Depósito elisivo como fronteira decisiva da recuperação judicial

22/01/2026

O Superior Tribunal de Justiça, em recente julgamento da 3ª Turma, firmou — por margem mínima — um precedente de elevada densidade jurídica, com potencial para remodelar profundamente o sistema das recuperações judiciais no Brasil. A Corte delimitou o alcance do artigo 98 da Lei de Falências e Recuperação Judicial, abrindo uma via interpretativa capaz de alterar, na prática, o regime aplicável às empresas em crise.

Caso esse entendimento venha a se consolidar, poderá representar uma nova — talvez a última — chance real de soerguimento para sociedades empresárias já imersas em processos de reestruturação, oferecendo-lhes uma alternativa concreta à falência.

O precedente foi estabelecido no Recurso Especial nº 2.186.055, oriundo do Paraná, sob a relatoria da ministra Nancy Andrighi. Seu voto foi acompanhado pelos ministros Daniela Teixeira e Moura Ribeiro, formando maioria de três votos. Em posição oposta ficaram os ministros Villas Bôas Cueva e Humberto Martins, o que evidencia a estreiteza do resultado e a profundidade da controvérsia.

O cerne do debate reside na possibilidade de utilização do chamado depósito elisivo como mecanismo apto a afastar a decretação da falência quando há inadimplemento de obrigação pecuniária prevista em plano de recuperação judicial homologado.

A leitura tradicional da Lei nº 11.101/2005, especialmente à luz do artigo 98, parágrafo único, em conjugação com o artigo 94, sempre indicou que o depósito elisivo seria cabível apenas nos pedidos de falência fundados na impontualidade injustificada ou em execução frustrada (incisos I e II do art. 94).

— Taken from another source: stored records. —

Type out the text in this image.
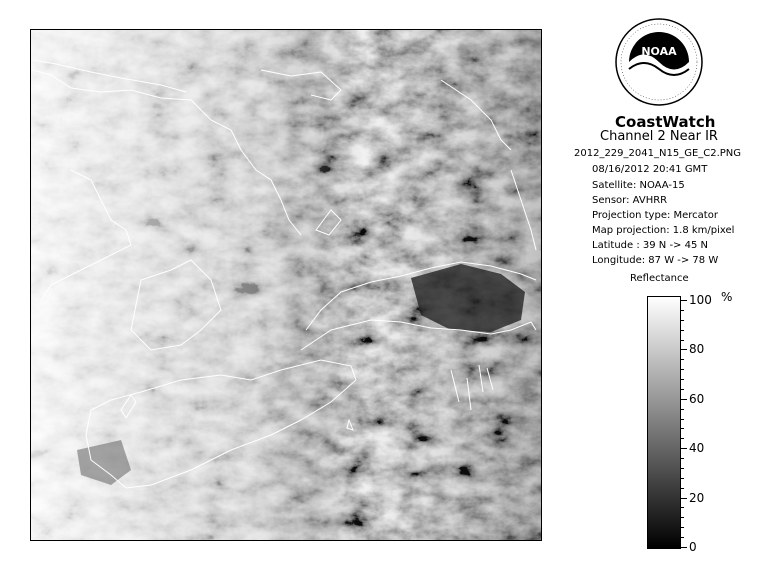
NOAA
CoastWatch
Channel 2 Near IR
2012_229_2041_N15_GE_C2.PNG
08/16/2012 20:41 GMT
Satellite: NOAA-15
Sensor: AVHRR
Projection type: Mercator
Map projection: 1.8 km/pixel
Latitude : 39 N -> 45 N
Longitude: 87 W -> 78 W
Reflectance
%
100
80
60
40
20
0
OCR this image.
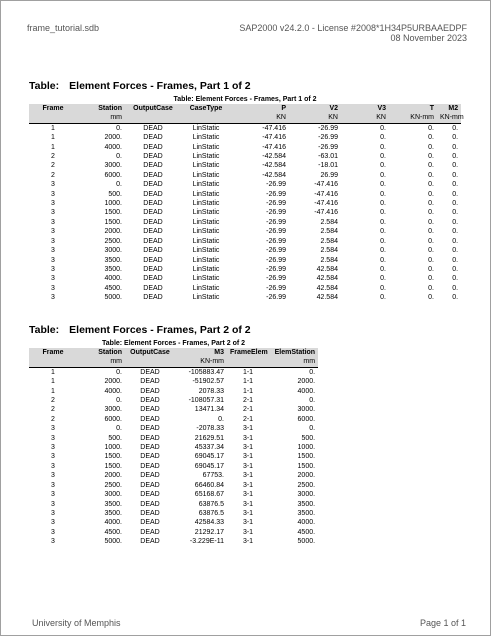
frame_tutorial.sdb	SAP2000 v24.2.0 - License #2008*1H34P5URBAAEDPF
08 November 2023
Table: Element Forces - Frames, Part 1 of 2
Table: Element Forces - Frames, Part 1 of 2								
Frame	Station	OutputCase	CaseType	P	V2	V3	T	M2
	mm			KN	KN	KN	KN-mm	KN-mm
1	0.	DEAD	LinStatic	-47.416	-26.99	0.	0.	0.
1	2000.	DEAD	LinStatic	-47.416	-26.99	0.	0.	0.
1	4000.	DEAD	LinStatic	-47.416	-26.99	0.	0.	0.
2	0.	DEAD	LinStatic	-42.584	-63.01	0.	0.	0.
2	3000.	DEAD	LinStatic	-42.584	-18.01	0.	0.	0.
2	6000.	DEAD	LinStatic	-42.584	26.99	0.	0.	0.
3	0.	DEAD	LinStatic	-26.99	-47.416	0.	0.	0.
3	500.	DEAD	LinStatic	-26.99	-47.416	0.	0.	0.
3	1000.	DEAD	LinStatic	-26.99	-47.416	0.	0.	0.
3	1500.	DEAD	LinStatic	-26.99	-47.416	0.	0.	0.
3	1500.	DEAD	LinStatic	-26.99	2.584	0.	0.	0.
3	2000.	DEAD	LinStatic	-26.99	2.584	0.	0.	0.
3	2500.	DEAD	LinStatic	-26.99	2.584	0.	0.	0.
3	3000.	DEAD	LinStatic	-26.99	2.584	0.	0.	0.
3	3500.	DEAD	LinStatic	-26.99	2.584	0.	0.	0.
3	3500.	DEAD	LinStatic	-26.99	42.584	0.	0.	0.
3	4000.	DEAD	LinStatic	-26.99	42.584	0.	0.	0.
3	4500.	DEAD	LinStatic	-26.99	42.584	0.	0.	0.
3	5000.	DEAD	LinStatic	-26.99	42.584	0.	0.	0.
Table: Element Forces - Frames, Part 2 of 2
Table: Element Forces - Frames, Part 2 of 2					
Frame	Station	OutputCase	M3	FrameElem	ElemStation
	mm		KN-mm		mm
1	0.	DEAD	-105883.47	1-1	0.
1	2000.	DEAD	-51902.57	1-1	2000.
1	4000.	DEAD	2078.33	1-1	4000.
2	0.	DEAD	-108057.31	2-1	0.
2	3000.	DEAD	13471.34	2-1	3000.
2	6000.	DEAD	0.	2-1	6000.
3	0.	DEAD	-2078.33	3-1	0.
3	500.	DEAD	21629.51	3-1	500.
3	1000.	DEAD	45337.34	3-1	1000.
3	1500.	DEAD	69045.17	3-1	1500.
3	1500.	DEAD	69045.17	3-1	1500.
3	2000.	DEAD	67753.	3-1	2000.
3	2500.	DEAD	66460.84	3-1	2500.
3	3000.	DEAD	65168.67	3-1	3000.
3	3500.	DEAD	63876.5	3-1	3500.
3	3500.	DEAD	63876.5	3-1	3500.
3	4000.	DEAD	42584.33	3-1	4000.
3	4500.	DEAD	21292.17	3-1	4500.
3	5000.	DEAD	-3.229E-11	3-1	5000.
University of Memphis	Page 1 of 1
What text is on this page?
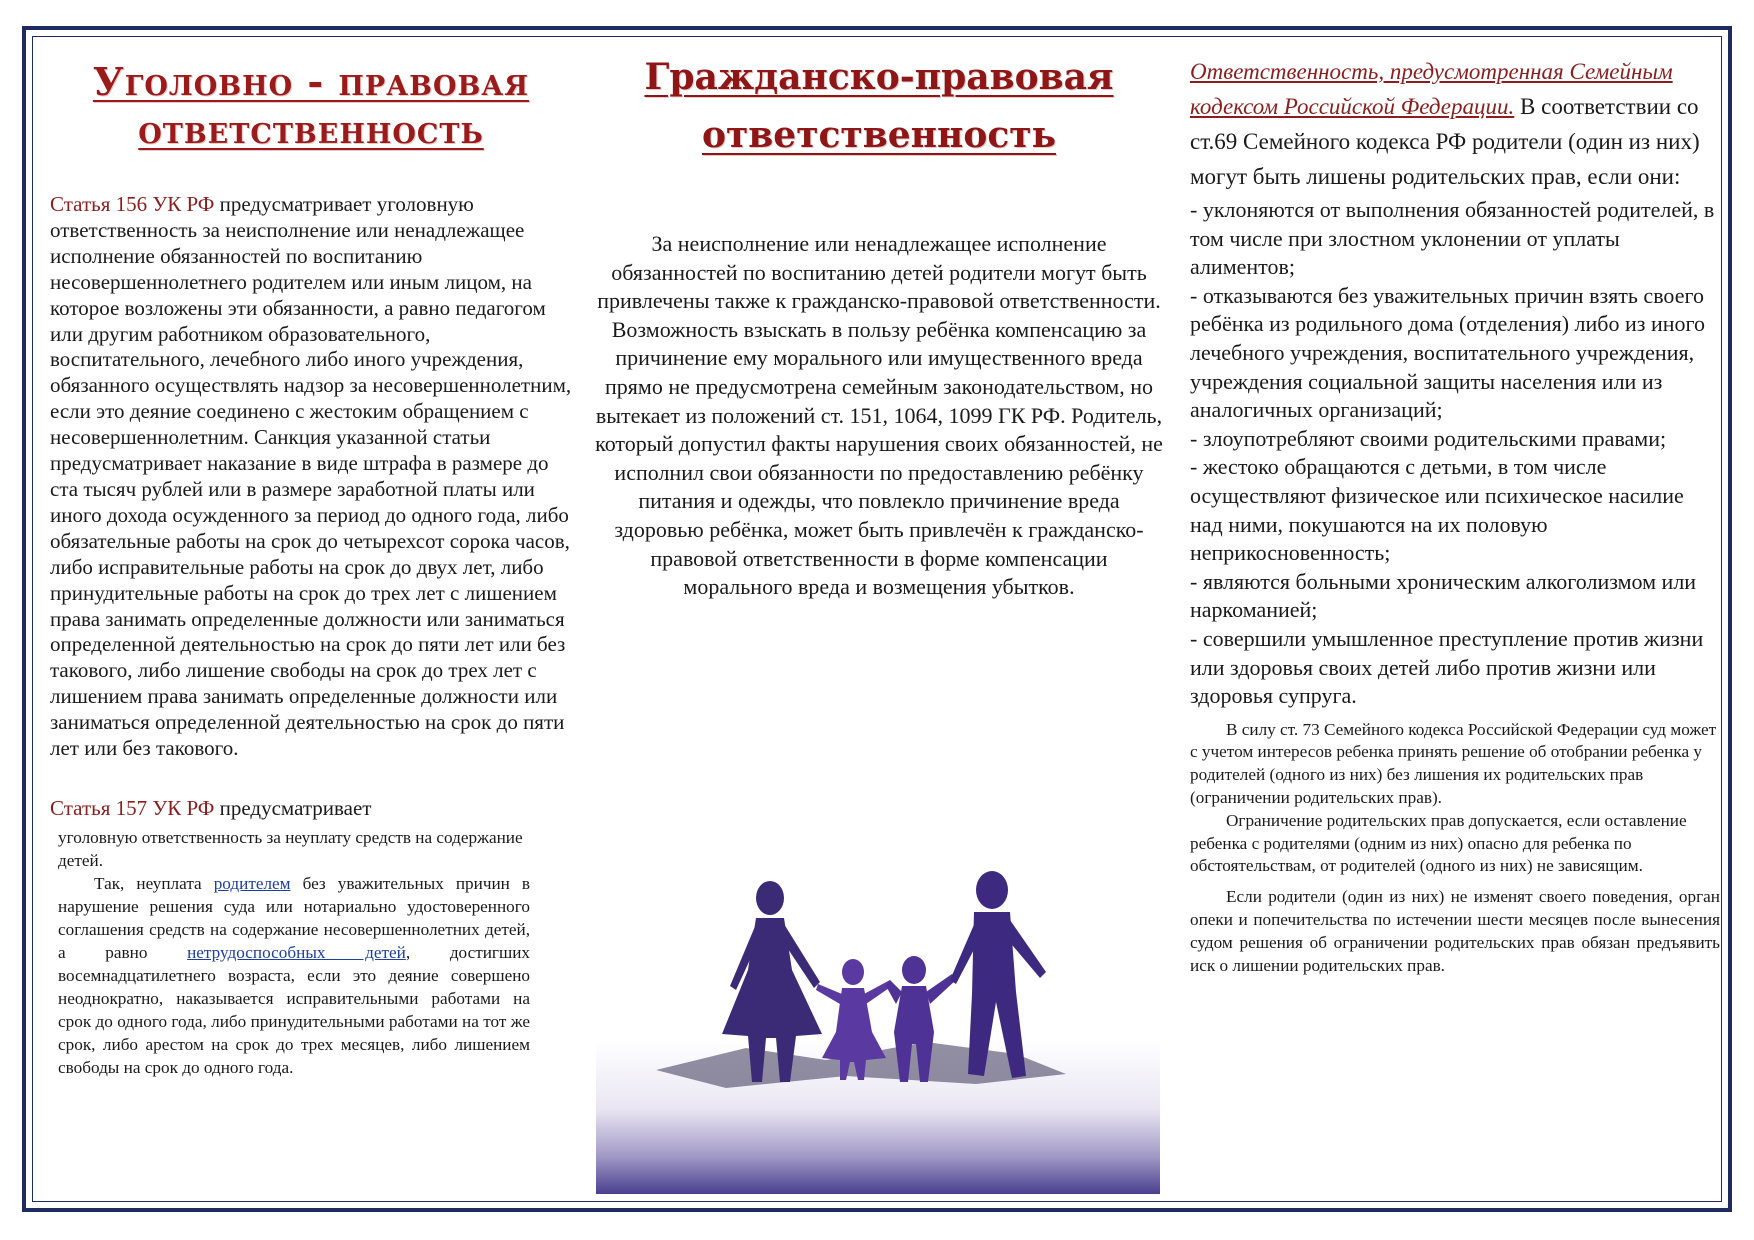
Уголовно - правовая
ответственность

Статья 156 УК РФ предусматривает уголовную ответственность за неисполнение или ненадлежащее исполнение обязанностей по воспитанию несовершеннолетнего родителем или иным лицом, на которое возложены эти обязанности, а равно педагогом или другим работником образовательного, воспитательного, лечебного либо иного учреждения, обязанного осуществлять надзор за несовершеннолетним, если это деяние соединено с жестоким обращением с несовершеннолетним. Санкция указанной статьи предусматривает наказание в виде штрафа в размере до ста тысяч рублей или в размере заработной платы или иного дохода осужденного за период до одного года, либо обязательные работы на срок до четырехсот сорока часов, либо исправительные работы на срок до двух лет, либо принудительные работы на срок до трех лет с лишением права занимать определенные должности или заниматься определенной деятельностью на срок до пяти лет или без такового, либо лишение свободы на срок до трех лет с лишением права занимать определенные должности или заниматься определенной деятельностью на срок до пяти лет или без такового.

Статья 157 УК РФ предусматривает

уголовную ответственность за неуплату средств на содержание детей.

Так, неуплата родителем без уважительных причин в нарушение решения суда или нотариально удостоверенного соглашения средств на содержание несовершеннолетних детей, а равно нетрудоспособных детей, достигших восемнадцатилетнего возраста, если это деяние совершено неоднократно, наказывается исправительными работами на срок до одного года, либо принудительными работами на тот же срок, либо арестом на срок до трех месяцев, либо лишением свободы на срок до одного года.

Гражданско-правовая
ответственность

За неисполнение или ненадлежащее исполнение обязанностей по воспитанию детей родители могут быть привлечены также к гражданско-правовой ответственности. Возможность взыскать в пользу ребёнка компенсацию за причинение ему морального или имущественного вреда прямо не предусмотрена семейным законодательством, но вытекает из положений ст. 151, 1064, 1099 ГК РФ. Родитель, который допустил факты нарушения своих обязанностей, не исполнил свои обязанности по предоставлению ребёнку питания и одежды, что повлекло причинение вреда здоровью ребёнка, может быть привлечён к гражданско-правовой ответственности в форме компенсации морального вреда и возмещения убытков.

Ответственность, предусмотренная Семейным кодексом Российской Федерации. В соответствии со ст.69 Семейного кодекса РФ родители (один из них) могут быть лишены родительских прав, если они:

- уклоняются от выполнения обязанностей родителей, в том числе при злостном уклонении от уплаты алиментов;
- отказываются без уважительных причин взять своего ребёнка из родильного дома (отделения) либо из иного лечебного учреждения, воспитательного учреждения, учреждения социальной защиты населения или из аналогичных организаций;
- злоупотребляют своими родительскими правами;
- жестоко обращаются с детьми, в том числе осуществляют физическое или психическое насилие над ними, покушаются на их половую неприкосновенность;
- являются больными хроническим алкоголизмом или наркоманией;
- совершили умышленное преступление против жизни или здоровья своих детей либо против жизни или здоровья супруга.

В силу ст. 73 Семейного кодекса Российской Федерации суд может с учетом интересов ребенка принять решение об отобрании ребенка у родителей (одного из них) без лишения их родительских прав (ограничении родительских прав).

Ограничение родительских прав допускается, если оставление ребенка с родителями (одним из них) опасно для ребенка по обстоятельствам, от родителей (одного из них) не зависящим.

Если родители (один из них) не изменят своего поведения, орган опеки и попечительства по истечении шести месяцев после вынесения судом решения об ограничении родительских прав обязан предъявить иск о лишении родительских прав.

Nesses casos, o devedor poderia, no prazo de resposta, depositar o valor integral da obrigação — acrescido de correção, juros e honorários — para afastar a quebra.

Em sentido oposto, nos pedidos de falência baseados na prática de ato falimentar (art. 94, III), categoria que abrange o descumprimento de obrigação prevista no plano de recuperação judicial, a própria literalidade do artigo 98, parágrafo único, sempre foi interpretada como vedação expressa ao uso do depósito elisivo.

Foi justamente essa fronteira que o STJ foi instado a reexaminar: pode a empresa que deixa de cumprir obrigação pecuniária prevista em plano homologado efetuar depósito elisivo para obstar a convolação da recuperação em falência?

O voto vencedor respondeu afirmativamente. Segundo a relatora, quando o inadimplemento se limita a obrigação de pagar quantia certa, inexiste razão lógico-jurídica para impedir o devedor de purgar a mora por meio do depósito, pois a situação se equipara substancialmente à hipótese do artigo 94, I. Nessa perspectiva, estaria atendido o suporte fático exigido pela norma, legitimando o afastamento da quebra.

A fundamentação repousa sobre dois pilares centrais: o princípio constitucional da preservação da empresa e a exigência de tratamento isonômico entre situações materialmente equivalentes.

A divergência, contudo, advertiu para riscos sistêmicos relevantes. Para os votos vencidos, o descumprimento do plano revela estado de insolvência qualificado, que não pode ser neutralizado por simples depósito. Admitir essa possibilidade, segundo essa corrente, reativaria a “corrida dos credores”, estimularia pedidos sucessivos de falência — em detrimento das execuções individuais — e premiaria a incapacidade estrutural do devedor de honrar seus compromissos. O resultado seria o enfraquecimento do próprio regime de insolvência, com incentivos ao descumprimento dos planos, perpetuação de atividades economicamente inviáveis e aumento da desconfiança dos credores, refletindo-se em elevação do custo do crédito e maior dificuldade de financiamento.

Como é comum em disputas dessa envergadura, ambas as posições ostentam sólida base dogmática, o que realça o papel constitucional do STJ como instância uniformizadora da interpretação da legislação federal.

O problema imediato reside na incerteza que essa clivagem projeta sobre os milhares de processos de recuperação judicial em curso no país. Se prevalecer o entendimento majoritário, abre-se às empresas uma nova oportunidade de reorganização, inclusive com a possibilidade de postergação efetiva das obrigações previstas no plano. A força da divergência, entretanto, mantém latente o risco de que o inadimplemento conduza, inexoravelmente, à falência.

Independentemente da adesão a uma ou outra tese, é inegável que a ausência de uniformização definitiva compromete a estabilidade de um sistema já marcado por elevada complexidade. Em matéria tão sensível quanto a superação das crises empresariais, a insegurança interpretativa tem potencial para desorganizar expectativas, desestimular investimentos e fragilizar ainda mais o ambiente econômico.